Developers/Audiophiles: have you had a chance to play with aacPlus?
aacPlus - "MPEG-4 High-Efficiency AAC"
more info:
] http://www.osxfaq.com/Press/03-18-03/aac-03-18-03.ws
more info:
] http://www.osxfaq.com/Press/03-18-03/aac-03-18-03.ws
Comments
Originally posted by hmurchison
These people better get AAC moving. Right now I don't know if AAC is going to make a dent in MP3 at all. A small file savings won't matter to many consumers.
It does when it has to be streamed. Small file size savings actually make huge differences for the consumer in this case even if people are all moving to broadband.
Heck...it shaves download times.

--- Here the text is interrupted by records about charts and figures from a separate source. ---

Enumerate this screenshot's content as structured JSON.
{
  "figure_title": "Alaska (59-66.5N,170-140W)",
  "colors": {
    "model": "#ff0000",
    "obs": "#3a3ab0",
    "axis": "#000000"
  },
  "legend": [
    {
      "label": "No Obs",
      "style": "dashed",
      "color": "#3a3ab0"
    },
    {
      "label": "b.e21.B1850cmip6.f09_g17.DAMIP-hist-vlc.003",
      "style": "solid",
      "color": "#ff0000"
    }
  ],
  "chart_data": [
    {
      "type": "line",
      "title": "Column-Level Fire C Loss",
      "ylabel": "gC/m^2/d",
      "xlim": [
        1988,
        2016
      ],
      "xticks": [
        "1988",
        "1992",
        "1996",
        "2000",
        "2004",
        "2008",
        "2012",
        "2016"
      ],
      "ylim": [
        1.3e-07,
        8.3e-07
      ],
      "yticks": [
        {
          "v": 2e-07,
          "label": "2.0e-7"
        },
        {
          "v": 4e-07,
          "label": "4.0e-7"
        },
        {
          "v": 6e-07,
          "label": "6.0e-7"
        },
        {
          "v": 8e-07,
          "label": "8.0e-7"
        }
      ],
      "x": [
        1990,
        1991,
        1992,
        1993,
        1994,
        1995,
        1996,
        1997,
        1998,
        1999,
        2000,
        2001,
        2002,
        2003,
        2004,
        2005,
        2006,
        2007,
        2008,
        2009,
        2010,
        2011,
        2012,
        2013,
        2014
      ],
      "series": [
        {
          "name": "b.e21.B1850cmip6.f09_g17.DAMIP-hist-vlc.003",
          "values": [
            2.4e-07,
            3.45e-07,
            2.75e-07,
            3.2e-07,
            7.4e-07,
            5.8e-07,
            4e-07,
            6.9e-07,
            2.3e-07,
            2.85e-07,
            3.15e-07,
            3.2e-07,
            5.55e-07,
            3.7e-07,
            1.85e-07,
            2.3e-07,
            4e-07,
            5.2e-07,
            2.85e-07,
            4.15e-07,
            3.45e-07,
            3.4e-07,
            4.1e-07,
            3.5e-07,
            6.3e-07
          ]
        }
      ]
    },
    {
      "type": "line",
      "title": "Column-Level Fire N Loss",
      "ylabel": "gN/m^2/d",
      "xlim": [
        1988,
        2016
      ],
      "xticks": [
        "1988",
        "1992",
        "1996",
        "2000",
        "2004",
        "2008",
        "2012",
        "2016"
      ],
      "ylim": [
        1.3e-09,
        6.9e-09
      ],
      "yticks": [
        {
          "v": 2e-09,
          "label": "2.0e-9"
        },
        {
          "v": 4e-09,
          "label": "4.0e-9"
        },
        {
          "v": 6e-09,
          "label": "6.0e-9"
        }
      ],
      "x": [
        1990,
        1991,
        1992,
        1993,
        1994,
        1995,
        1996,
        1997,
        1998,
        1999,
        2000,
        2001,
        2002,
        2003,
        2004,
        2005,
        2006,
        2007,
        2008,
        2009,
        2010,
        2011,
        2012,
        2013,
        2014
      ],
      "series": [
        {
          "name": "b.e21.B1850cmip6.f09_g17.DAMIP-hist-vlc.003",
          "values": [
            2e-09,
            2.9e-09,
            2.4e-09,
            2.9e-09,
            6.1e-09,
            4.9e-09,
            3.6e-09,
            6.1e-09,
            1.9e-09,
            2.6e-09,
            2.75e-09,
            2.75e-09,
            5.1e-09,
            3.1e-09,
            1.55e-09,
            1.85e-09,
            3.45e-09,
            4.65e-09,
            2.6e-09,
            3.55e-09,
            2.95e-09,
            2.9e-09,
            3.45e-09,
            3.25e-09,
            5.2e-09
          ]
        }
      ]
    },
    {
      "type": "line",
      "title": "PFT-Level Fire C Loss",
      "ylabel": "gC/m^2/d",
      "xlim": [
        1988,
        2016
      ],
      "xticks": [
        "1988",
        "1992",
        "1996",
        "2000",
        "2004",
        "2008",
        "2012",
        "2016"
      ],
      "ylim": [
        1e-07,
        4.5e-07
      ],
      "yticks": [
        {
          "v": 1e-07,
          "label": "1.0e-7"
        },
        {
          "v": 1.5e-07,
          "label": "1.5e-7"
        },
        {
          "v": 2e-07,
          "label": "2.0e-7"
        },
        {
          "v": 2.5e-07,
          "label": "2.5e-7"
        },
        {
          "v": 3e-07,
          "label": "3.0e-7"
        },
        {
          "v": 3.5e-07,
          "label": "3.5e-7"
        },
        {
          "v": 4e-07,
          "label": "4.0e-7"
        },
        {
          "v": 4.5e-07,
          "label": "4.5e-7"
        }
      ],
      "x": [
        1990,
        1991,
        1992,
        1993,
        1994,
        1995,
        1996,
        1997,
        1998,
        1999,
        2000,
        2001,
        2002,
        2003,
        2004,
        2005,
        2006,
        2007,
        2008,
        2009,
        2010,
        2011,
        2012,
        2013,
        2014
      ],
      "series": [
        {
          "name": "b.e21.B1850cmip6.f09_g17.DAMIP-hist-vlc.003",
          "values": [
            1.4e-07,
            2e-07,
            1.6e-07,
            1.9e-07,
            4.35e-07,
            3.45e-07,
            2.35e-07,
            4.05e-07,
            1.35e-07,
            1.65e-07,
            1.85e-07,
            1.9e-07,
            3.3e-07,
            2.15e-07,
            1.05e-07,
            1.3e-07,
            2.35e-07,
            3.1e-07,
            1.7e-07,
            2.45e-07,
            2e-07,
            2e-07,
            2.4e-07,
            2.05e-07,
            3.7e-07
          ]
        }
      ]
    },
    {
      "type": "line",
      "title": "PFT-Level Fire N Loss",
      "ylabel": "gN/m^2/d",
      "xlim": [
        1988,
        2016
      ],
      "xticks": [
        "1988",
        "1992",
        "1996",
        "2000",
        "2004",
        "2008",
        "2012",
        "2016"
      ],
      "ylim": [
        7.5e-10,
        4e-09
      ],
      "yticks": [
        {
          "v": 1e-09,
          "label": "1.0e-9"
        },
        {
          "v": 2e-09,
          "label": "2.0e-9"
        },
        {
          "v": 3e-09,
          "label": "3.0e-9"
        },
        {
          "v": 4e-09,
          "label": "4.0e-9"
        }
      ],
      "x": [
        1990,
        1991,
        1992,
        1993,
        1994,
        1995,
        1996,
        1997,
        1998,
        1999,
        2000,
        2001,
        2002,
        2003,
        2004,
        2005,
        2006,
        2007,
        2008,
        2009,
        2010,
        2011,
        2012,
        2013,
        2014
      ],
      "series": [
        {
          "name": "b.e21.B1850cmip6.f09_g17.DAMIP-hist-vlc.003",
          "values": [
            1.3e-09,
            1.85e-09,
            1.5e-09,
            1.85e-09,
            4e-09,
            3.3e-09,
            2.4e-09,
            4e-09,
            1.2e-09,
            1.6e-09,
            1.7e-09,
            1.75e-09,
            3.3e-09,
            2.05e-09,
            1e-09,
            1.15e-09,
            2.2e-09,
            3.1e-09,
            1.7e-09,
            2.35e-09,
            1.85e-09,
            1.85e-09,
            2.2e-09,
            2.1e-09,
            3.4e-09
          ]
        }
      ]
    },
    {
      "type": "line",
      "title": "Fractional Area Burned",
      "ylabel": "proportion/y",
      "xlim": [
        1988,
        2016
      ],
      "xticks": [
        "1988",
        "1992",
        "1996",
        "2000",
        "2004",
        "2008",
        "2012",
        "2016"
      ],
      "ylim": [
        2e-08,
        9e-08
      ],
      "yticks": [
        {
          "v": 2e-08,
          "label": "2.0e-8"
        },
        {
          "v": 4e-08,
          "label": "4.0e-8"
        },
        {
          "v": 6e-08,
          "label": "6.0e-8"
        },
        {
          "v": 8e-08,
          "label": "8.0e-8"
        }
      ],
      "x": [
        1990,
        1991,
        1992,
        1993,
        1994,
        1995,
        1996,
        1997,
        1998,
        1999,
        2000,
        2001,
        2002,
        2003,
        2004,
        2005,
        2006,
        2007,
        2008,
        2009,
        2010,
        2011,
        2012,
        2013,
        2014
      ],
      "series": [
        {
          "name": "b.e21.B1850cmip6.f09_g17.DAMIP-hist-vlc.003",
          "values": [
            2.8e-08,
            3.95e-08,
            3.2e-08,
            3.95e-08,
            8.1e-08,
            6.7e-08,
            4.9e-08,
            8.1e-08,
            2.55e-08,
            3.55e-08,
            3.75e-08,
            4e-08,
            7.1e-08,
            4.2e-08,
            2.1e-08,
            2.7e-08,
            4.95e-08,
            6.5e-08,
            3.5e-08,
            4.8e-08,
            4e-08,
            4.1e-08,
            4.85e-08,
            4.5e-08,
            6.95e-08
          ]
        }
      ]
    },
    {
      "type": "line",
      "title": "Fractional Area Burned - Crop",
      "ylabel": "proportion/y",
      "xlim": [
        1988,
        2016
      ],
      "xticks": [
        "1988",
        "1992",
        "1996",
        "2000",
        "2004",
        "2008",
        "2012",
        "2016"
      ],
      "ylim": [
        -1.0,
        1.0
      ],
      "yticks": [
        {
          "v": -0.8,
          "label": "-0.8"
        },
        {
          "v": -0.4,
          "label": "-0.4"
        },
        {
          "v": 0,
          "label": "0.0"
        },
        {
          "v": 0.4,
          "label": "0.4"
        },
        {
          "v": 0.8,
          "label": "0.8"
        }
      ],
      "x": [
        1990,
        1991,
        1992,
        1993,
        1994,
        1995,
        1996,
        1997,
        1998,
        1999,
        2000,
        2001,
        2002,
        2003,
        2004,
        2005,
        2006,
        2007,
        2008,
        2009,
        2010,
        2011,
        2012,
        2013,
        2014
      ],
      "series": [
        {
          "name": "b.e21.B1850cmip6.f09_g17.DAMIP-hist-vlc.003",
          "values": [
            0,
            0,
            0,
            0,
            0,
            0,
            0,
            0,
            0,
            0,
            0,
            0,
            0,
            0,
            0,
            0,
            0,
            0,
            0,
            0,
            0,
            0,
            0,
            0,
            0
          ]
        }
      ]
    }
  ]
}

And the "small file savings that won't matter to many consumer" can actually amount to hundreds to thousands of MBs if you have lots of songs.
It ain't small file savings to me.
AACplus is going to be the natural champ for Streaming. And perhaps if they're lucky they can make some serious inroads to putting a dent into MP3.
Imagine how many Songs would fit on an iPod 40GB. It's almost embarrasing
Originally posted by hmurchison
KKS- Yeah you're totally right.
AACplus is going to be the natural champ for Streaming. And perhaps if they're lucky they can make some serious inroads to putting a dent into MP3.
Imagine how many Songs would fit on an iPod 40GB. It's almost embarrasing
Yeah...I can picture it now:
Someguy - "What songs do you have on this thing?"
Me - "All of 'em."
Originally posted by kim kap sol
But MP3 is too widely spread now. AAC and Ogg won't be able to replace it. Just like PCs...
That analogy really is quite poor. It's almost like saying Serial ATA will never take off because Parallel ATA has too strong a base or DDR2 has no place in the world because DDR is everywhere. One technology is just the natural progression of the other.
The only big thing that might halt AAC is licensing costs.
Originally posted by Telomar
That analogy really is quite poor. It's almost like saying Serial ATA will never take off because Parallel ATA has too strong a base or DDR2 has no place in the world because DDR is everywhere. One technology is just the natural progression of the other.
The only big thing that might halt AAC is licensing costs.
It was a frickin' joke.
i have an 11.64 gb itunes library, is it possible i'd be able to get it onto a 10 gb ipod?
Originally posted by gsfmark
how big is the file saving going to be?
i have an 11.64 gb itunes library, is it possible i'd be able to get it onto a 10 gb ipod?
I don't have any real numbers but I can pretty much guarantee an 11.64gb would be trimmed to 9gb or even less and have even higher quality sound at that size.
this aac stuff sounds neato to me!
Originally posted by gsfmark
thats awesome... how good is the quality? i have almost all my mp3's at 192 or better...
this aac stuff sounds neato to me!
I haven't played much with aac yet. But according to the linked article on aacPlus, you'd get CD-quality sound at 48Kbps. So even at 128Kbps (which would be well above CD-quality and better than 192Kbps MP3s), you'd get approximately a 33% reduction in file size.
As a result, aacPlus delivers streaming and downloadable 5.1 multichannel audio at 128 Kbps, CD-quality stereo at 48 Kbps, excellent quality stereo at 32 Kbps, and excellent quality for mixed content at 20 Kbps mono.
If you want to get an idea of ow much better AAC+ will sound vs AAC, compare mp3pro to mp3...try 64 kbit/s.
Originally posted by murk
So is this the format Apple's music service will use?
Hopefully...probably.
I'd love to see AAC 5.1 take off as well. My 5.1 system will be setup by years end. I just need a center channel and rear surrounds. I like the idea of 5.1 downloads.
'Sides, any "true" audiophile would not sway away from stereo sound for music (hey it said 'audiophile' in the subject).
And converting existing mp3 collections, well, if you don't want further loss in quality, you would need to redownload the music in aac (or rerip if you have the cds, uh huh
I've heard stories of songs sounding better from the Music Store than an aac rip at the same bitrate from CDs.
I'd love to have a sample aacPlus file to see if iTunes 4 can play them.
AACplus is not better than AAC. Neither is it worse. It is a companion codec designed for very low bitrates. It's main innovation is called SBR and that switches itself off above ~90kbps.
You wouldn't want to use this for your music collection for the exact same reason you wouldn't use mp3pro, it is designed for streaming and very low bitrates. It does its thing by making the best of a bad job, and does it very well by all accounts.
Audiophiles need not apply.
Also, Apple appears to be using the Dolby consumer AAC encoder in itunes, so unless they switch supplier, then they aren't going to be using this any time soon.
edit:
Oh, and the Apple encoded music probably uses a professional encoder. The consumer ones are tuned for speed over quality. There is a professional MP3 encoder that takes 8x -real time i.e. a 4 min song takes half an hour to encode.
This doesn't explain the odd reports of home ripped AAC sounding *better* than the store bought tunes. Very strange.